The September average Arctic sea ice extent was the second smallest for September on record at 961,000 square miles (38.8%) below the 1981-2010 average, according to an analysis by the National Snow and Ice Data Center (NSIDC) using data from NOAA and NASA. Only September 2012 had a smaller extent. On Sept. 15, the Arctic sea ice extent reached its minimum annual extent of 1.44 million square miles, which is the second-smallest minimum extent on record, behind Sept. 17, 2012. The 14 smallest minimum annual extents have occurred in the last 14 years.
Antarctic sea ice extent during September 2020 was above average at 7.25 million square miles. This was the 13th-largest September Antarctic sea ice extent in the 42-year satellite record. According to NSIDC, Antarctica may have reached its annual maximum extent on Sept. 28 when it reached 7.32 million square miles.

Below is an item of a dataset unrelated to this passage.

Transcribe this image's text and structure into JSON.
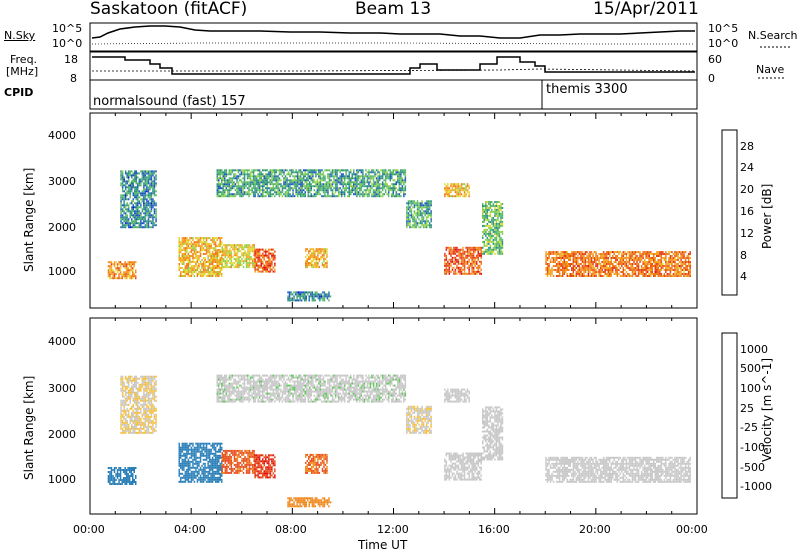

The year-to-date global land and ocean surface temperature was the second-highest in the 141-year record at 1.84 deg F (1.02 deg C) above the 20th-century average of 57.5 deg F (14.1 deg C). This value is only 0.07 deg F (0.04 deg C) shy of tying the record set in 2016.
The Northern Hemisphere January-September land and ocean surface temperature tied with 2016 as the warmest such period since global records began in 1880, while the Southern Hemisphere had its fourth warmest such period on record.
Europe, Asia and the Gulf of Mexico had their warmest January-September period on record. South America and the Caribbean region had a January-September temperature that ranked as the second-highest on record.
Warmer-than-average temperatures were present across much of the global land and ocean surfaces during January-September. The most notable warm temperature departures were observed across northern Asia, where temperatures were at least 5.4 deg F (3.0 deg C) above average. *NOTE: This is an ASTOUNDING jump above average.*
Meanwhile, cooler-than-average conditions were limited to Alaska, western Canada, northern India and across the southern oceans.
Record-warm January-September temperatures were present across much of northern Asia and across parts of southeastern China, Europe, northern Africa, northern South America, Central America as well as the Atlantic, Indian and Pacific oceans.
According to a statistical analysis done by NCEI scientists, the year 2020 is very likely to rank among the three warmest years on record.